Nothing “free” ever really is, but that didn’t stop The Washington Post from depicting “free” college as a “no-lose proposition for a politician.” The Post noted that several Democratic presidential candidates have pledged to do just that.
But the Post acknowledged the devil is not in the details, it is the details. Currently liberals are all fighting over those to decide not only which taxpayers pay for it, but who should be eligible in the first place.
Higher education economics reporter Danielle Douglas-Gabriel touted free college as a campaign goal and highlighted that, but ignored conservative views on tuition assistance programs in her July 28 piece.
The liberal rift was caused by “economic and social tensions.”
That debate raises questions like “Should it be restricted to those of limited means?
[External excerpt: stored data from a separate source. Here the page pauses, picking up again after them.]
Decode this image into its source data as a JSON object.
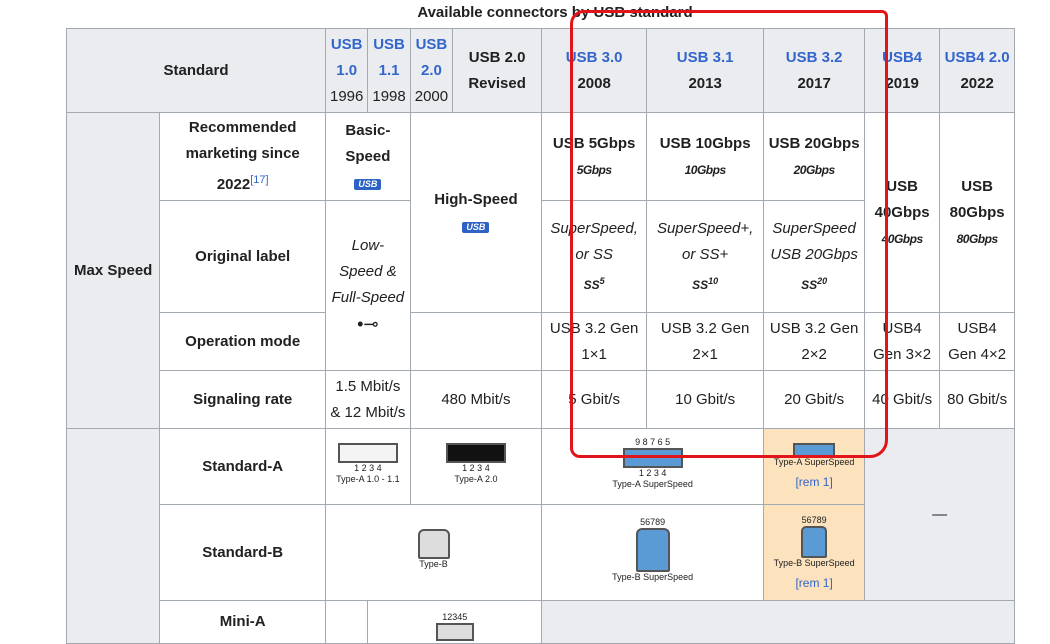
{
  "caption": "Available connectors by USB standard",
  "header": {
    "standard": "Standard",
    "usb10": {
      "name": "USB 1.0",
      "year": "1996"
    },
    "usb11": {
      "name": "USB 1.1",
      "year": "1998"
    },
    "usb20": {
      "name": "USB 2.0",
      "year": "2000"
    },
    "usb20r": {
      "name": "USB 2.0 Revised"
    },
    "usb30": {
      "name": "USB 3.0",
      "year": "2008"
    },
    "usb31": {
      "name": "USB 3.1",
      "year": "2013"
    },
    "usb32": {
      "name": "USB 3.2",
      "year": "2017"
    },
    "usb4": {
      "name": "USB4",
      "year": "2019"
    },
    "usb42": {
      "name": "USB4 2.0",
      "year": "2022"
    }
  },
  "maxspeed": {
    "label": "Max Speed",
    "marketing_label": "Recommended marketing since 2022",
    "marketing_ref": "[17]",
    "original_label": "Original label",
    "operation_mode": "Operation mode",
    "signaling_rate": "Signaling rate",
    "basic_speed": "Basic-Speed",
    "high_speed": "High-Speed",
    "usb5": "USB 5Gbps",
    "usb10": "USB 10Gbps",
    "usb20": "USB 20Gbps",
    "usb40": "USB 40Gbps",
    "usb80": "USB 80Gbps",
    "logo5": "5Gbps",
    "logo10": "10Gbps",
    "logo20": "20Gbps",
    "logo40": "40Gbps",
    "logo80": "80Gbps",
    "usb_badge": "USB",
    "orig_low": "Low-Speed & Full-Speed",
    "orig_ss": "SuperSpeed, or SS",
    "orig_ssp": "SuperSpeed+, or SS+",
    "orig_ss20": "SuperSpeed USB 20Gbps",
    "ss_logo": "SS",
    "ss5": "5",
    "ss10": "10",
    "ss20": "20",
    "mode31": "USB 3.2 Gen 1×1",
    "mode32": "USB 3.2 Gen 2×1",
    "mode33": "USB 3.2 Gen 2×2",
    "mode4a": "USB4 Gen 3×2",
    "mode4b": "USB4 Gen 4×2",
    "rate_low": "1.5 Mbit/s & 12 Mbit/s",
    "rate_high": "480 Mbit/s",
    "rate5": "5 Gbit/s",
    "rate10": "10 Gbit/s",
    "rate20": "20 Gbit/s",
    "rate40": "40 Gbit/s",
    "rate80": "80 Gbit/s"
  },
  "connectors": {
    "standard_a": "Standard-A",
    "standard_b": "Standard-B",
    "mini_a": "Mini-A",
    "typeA10": "Type-A 1.0 - 1.1",
    "typeA20": "Type-A 2.0",
    "typeASS": "Type-A SuperSpeed",
    "typeB": "Type-B",
    "typeBSS": "Type-B SuperSpeed",
    "pins_a": "1 2 3 4",
    "pins_ass": "9 8 7 6 5",
    "pins_b": "56789",
    "pins_mini": "12345",
    "rem1": "[rem 1]",
    "dash": "—"
  },
  "colors": {
    "highlight": "#fce2bd",
    "annotation": "#e1141a",
    "link": "#3366cc"
  }
}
Or should everyone benefit equally, even if it’s a student who has been raised amid privilege and goes on to become a high-earning doctor or a lawyer?" Douglas-Gabriel suggested that the fundamental question on free college resided on the number of years in education covered and “who deserve[d] it for free.”
Promoting the idea of taxpayer dollars paying for at least some students’ education, Douglas-Gabriel cited various state programs as well as plans from presidential candidates Democratic socialist Sen. Bernie Sanders (I-VT) and far-left candidate Sen. Elizabeth Warren’s (D-MA). Other candidates with more limited plans were mentioned too.
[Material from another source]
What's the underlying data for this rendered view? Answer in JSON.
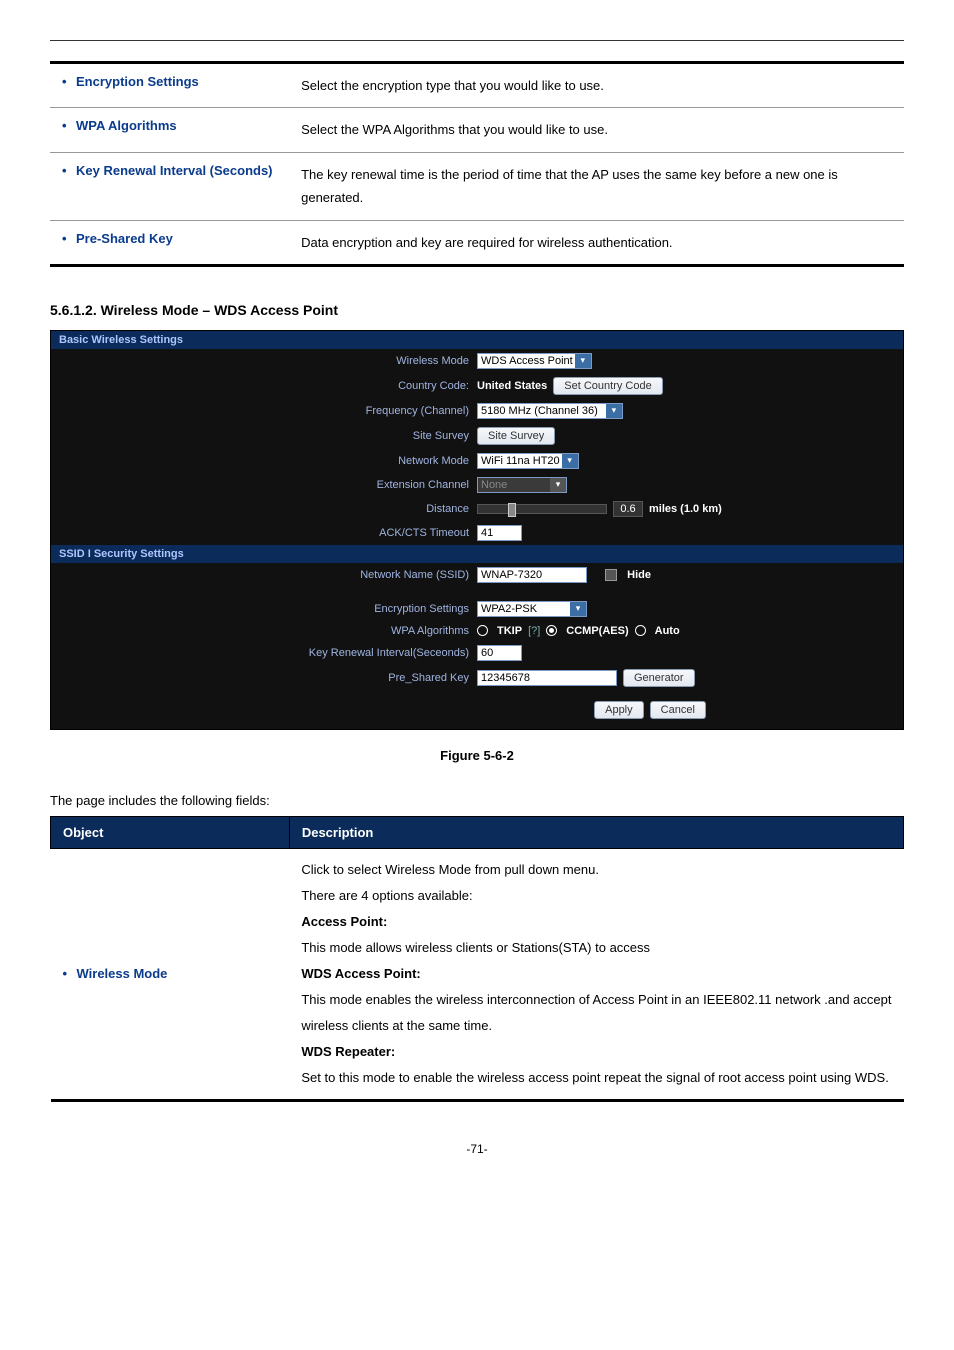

She also included several proponents including executive director of the College Promise Campaign Martha Kanter, the “left-leaning" Century Foundation, and the “liberal” Center for American Progress. Kanter wasn’t identified as President Barack Obama’s Under Secretary of Education until the last paragraph.
No conservative think tanks were cited as critics or with alternative proposals for higher education opportunities to a larger number of Americans. The only criticism Douglas-Gabriel included was a brief note on how “lawmakers in some states” considered it “economically untenable” to cover tuition upfront.
Heritage policy analyst Mary Clare Amselem had a far different recipe for education policy than those the Post chose to interview. She criticized California’s expansion of its free college program in 2018, as well as Sanders’ proposals in 2019.
“Loan forgiveness will not be a bailout for the middle class, but rather for colleges and universities,” Anselem wrote after Sanders introduced a loan forgiveness and tuition-free college bill. “The reason schools keep raising their tuition is that students have easy access to federal student loans, and the government has a near-monopoly on the sector. Colleges know they can keep raising tuition without fear of losing students because federal loans serve as a guaranteed subsidy.”
She has also urged policymakers to encourage “competition,” and reduce regulation and subsidization of higher education, rather than increasing the burden on taxpayers.